1. Beranda
  2. Foliopini

Toxic Relationship

Oleh ,

KOALISI.co - Pada akhirnya, tidak akan pernah ada pertemanan yang benar-benar murni, sebab seluruhnya akan berorientasi pada biaya (cost), penghargaan (reward) dan keuntungan (profit). Sebagaimana dikatakan oleh John Thibaut dan Harold Kelley (1959) dalam Teori Social Exchange (Pertukaran Sosial).

Saya pribadi mengakui teori ini terlalu naif dan materialistis dalam memandang suatu hubungan, tapi tentu soal rasa, hati tidak pernah bohong. Kita pasti pernah merasakan hal yang serupa.

Ketika otak kita berada pada gelombang theta. Secara tidak sadar, kita akan cenderung mengevaluasi kembali nilai keuntungan dan kepuasan yang didapatkan dari sebuah pertemanan. Hal ini lah yang kerap menjadi landasan kita untuk berhenti atau melanjutkan pertemanan.

Salah satu kecenderungan kita untuk memutuskan pertemanan, yakni kita menjadi pihak yang paling kurang dihargai; dipandang sebelah mata (inferior), bukan siapa-siapa, tidak lebih unggul (underdog), orang yang selalu gagal, dan pantas untuk disuruh-suruh. Mungkin ada yang mengatakan ini hanya perasaan kita, tapi berapa banyak teman yang peduli tentang itu.

Kebanyakan dari kita secara tidak langsung telah menekankan hegemoni atas suatu isu yang harus dibahas, sedangkan pihak lain menjadi bagian dari spiral of silent, karena sebenarnya tidak setuju, namun memilih bungkam demi langgengnya hubungan pertemanan. Toxic sekali, bukan?
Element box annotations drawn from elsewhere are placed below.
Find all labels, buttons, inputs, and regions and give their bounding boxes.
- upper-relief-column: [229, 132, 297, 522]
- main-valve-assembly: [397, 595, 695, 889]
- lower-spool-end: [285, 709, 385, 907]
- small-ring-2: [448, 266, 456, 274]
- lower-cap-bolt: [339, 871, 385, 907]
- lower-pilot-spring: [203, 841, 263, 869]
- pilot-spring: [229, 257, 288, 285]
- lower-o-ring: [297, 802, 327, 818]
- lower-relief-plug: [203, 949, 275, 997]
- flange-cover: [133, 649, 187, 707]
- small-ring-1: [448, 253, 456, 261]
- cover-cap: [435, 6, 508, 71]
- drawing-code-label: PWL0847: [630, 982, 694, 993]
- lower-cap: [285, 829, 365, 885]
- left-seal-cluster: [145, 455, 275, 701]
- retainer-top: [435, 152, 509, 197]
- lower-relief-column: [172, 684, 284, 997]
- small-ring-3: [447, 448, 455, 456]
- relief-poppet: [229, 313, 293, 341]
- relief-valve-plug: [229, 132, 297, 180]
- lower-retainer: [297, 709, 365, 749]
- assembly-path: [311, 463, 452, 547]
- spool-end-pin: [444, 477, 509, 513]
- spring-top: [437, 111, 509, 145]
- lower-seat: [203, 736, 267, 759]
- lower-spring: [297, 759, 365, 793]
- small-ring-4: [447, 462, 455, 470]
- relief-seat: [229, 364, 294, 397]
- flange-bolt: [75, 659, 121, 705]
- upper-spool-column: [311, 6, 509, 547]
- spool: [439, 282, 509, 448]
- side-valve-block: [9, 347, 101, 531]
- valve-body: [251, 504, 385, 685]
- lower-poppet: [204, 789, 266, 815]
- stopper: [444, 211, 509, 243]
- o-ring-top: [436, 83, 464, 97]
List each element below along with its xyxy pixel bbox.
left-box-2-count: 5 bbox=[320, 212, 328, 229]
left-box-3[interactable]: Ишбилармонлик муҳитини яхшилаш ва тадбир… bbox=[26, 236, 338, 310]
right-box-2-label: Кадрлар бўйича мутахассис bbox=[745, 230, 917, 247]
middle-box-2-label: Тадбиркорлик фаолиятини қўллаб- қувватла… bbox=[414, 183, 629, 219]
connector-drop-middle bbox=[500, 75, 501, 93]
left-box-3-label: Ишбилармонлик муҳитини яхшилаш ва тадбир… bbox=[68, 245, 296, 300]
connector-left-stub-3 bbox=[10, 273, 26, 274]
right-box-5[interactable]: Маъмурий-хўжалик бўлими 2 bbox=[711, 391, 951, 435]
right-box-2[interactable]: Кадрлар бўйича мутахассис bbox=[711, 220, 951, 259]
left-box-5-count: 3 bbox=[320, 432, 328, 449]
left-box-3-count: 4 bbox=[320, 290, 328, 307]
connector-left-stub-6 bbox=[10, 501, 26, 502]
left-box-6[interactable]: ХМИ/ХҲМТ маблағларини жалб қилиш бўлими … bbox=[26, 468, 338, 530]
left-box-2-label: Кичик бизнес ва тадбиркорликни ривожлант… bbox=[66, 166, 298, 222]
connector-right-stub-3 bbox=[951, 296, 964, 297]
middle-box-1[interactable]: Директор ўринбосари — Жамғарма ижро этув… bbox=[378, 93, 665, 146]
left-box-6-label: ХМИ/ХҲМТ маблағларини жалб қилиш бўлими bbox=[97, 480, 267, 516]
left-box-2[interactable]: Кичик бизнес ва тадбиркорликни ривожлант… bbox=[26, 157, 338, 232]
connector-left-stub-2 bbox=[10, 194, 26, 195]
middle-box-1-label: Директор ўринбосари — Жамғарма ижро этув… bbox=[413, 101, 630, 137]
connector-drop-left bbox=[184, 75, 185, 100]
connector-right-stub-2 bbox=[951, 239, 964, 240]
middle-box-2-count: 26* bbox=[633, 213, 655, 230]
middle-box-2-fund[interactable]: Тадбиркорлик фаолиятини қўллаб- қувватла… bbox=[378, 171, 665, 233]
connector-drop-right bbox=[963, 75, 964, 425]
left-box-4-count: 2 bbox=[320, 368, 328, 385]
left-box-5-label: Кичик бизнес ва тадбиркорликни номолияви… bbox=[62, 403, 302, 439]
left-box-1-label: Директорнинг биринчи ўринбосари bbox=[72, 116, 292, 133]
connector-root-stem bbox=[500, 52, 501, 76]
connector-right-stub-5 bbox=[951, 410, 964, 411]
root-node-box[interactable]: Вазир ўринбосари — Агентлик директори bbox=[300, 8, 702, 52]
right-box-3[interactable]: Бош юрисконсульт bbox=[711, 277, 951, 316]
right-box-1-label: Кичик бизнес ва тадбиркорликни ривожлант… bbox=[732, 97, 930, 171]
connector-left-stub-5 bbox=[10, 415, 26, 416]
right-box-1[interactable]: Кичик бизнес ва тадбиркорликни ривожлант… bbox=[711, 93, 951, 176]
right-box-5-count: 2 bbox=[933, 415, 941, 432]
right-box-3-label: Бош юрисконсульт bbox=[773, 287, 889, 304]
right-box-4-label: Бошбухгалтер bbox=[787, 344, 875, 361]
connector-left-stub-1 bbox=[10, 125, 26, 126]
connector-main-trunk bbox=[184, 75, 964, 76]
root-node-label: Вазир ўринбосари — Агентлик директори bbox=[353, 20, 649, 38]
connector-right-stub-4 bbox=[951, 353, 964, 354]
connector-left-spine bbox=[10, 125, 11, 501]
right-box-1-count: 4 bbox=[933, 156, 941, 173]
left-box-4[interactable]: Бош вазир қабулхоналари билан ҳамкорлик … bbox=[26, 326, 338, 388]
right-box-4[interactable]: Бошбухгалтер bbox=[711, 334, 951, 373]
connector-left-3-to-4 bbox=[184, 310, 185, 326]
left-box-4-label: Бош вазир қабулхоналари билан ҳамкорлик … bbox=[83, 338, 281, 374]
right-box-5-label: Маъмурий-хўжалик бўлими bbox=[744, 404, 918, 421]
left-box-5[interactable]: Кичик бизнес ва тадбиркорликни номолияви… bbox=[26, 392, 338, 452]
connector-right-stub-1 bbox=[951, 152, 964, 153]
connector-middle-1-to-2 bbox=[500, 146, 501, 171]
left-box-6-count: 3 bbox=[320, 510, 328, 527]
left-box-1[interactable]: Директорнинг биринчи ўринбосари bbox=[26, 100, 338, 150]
Atau ketika kita tiba-tiba cenderung mengiyakan apa saja yang menjadi kehendak dari teman. Tanpa benar-benar mempertimbangkan apa yang seharusnya kita kerjakan sekarang lebih dulu (do), dan pekerjaan-pekerjaan lain yang sebenarnya telah terjadwal.

Kondisi pelik ini semakin diperparah dengan adanya sindrom people pleaser, sehingga kita cenderung mengiyakan apa yang sebenarnya tidak menjadi tanggung jawab kita, dan bahkan tidak lagi berani untuk mengatakan “Tidak, Saya tidak bisa!” demi langgengnya hubungan pertemanan.

Ambyar! Artinya, pengorbanan (cost) yang kita keluarkan tidak berbanding dengan penghargaan yang didapat.

Teori Pertukaran Sosial mengharuskan terjadinya hubungan timbal balik pada masing-masing anggota pertemanan, namun tak jarang kebutuhan dasar manusia untuk dihargai tersebut hilang sudah.

Artinya ini adalah sifat naluriah yang diinginkan setiap anak manusia, terucap maupun tidak. Sifat ini niscaya, bukan semata hitung-hitungan matematis antara yang untung dan buntung (kalah bandar).

Terdapat beberapa solusi terkait dengan permasalahan ini, sebagai berikut:

1) Mulai untuk menghargai orang lain;

2) Bersikap lebih terbuka, egaliter, berempati dan mendukung ke arah pertemanan yang lebih positif;

3) Hindari perilaku bullying baik secara verbal maupun non verbal.

Hal ini dapat kita lakukan dalam rangka mengelola konflik sebelum terjadinya friksi (perpecahan) yang lebih parah.

Wal akhir, bertahan tidaknya sebuah pertemanan sangat bergantung pada berjalan efektif tidaknya proses komunikasi yang ada di dalamnya. Artinya harus terjadinya persamaan (equality) dalam memandang komunikator-komunikan.

Keadilan distribusi proporsi ‘penghargaan’ ini tentu akan berhasil dalam menghindarkan kita dari kejamnya ‘toxic relationship’. Sekian.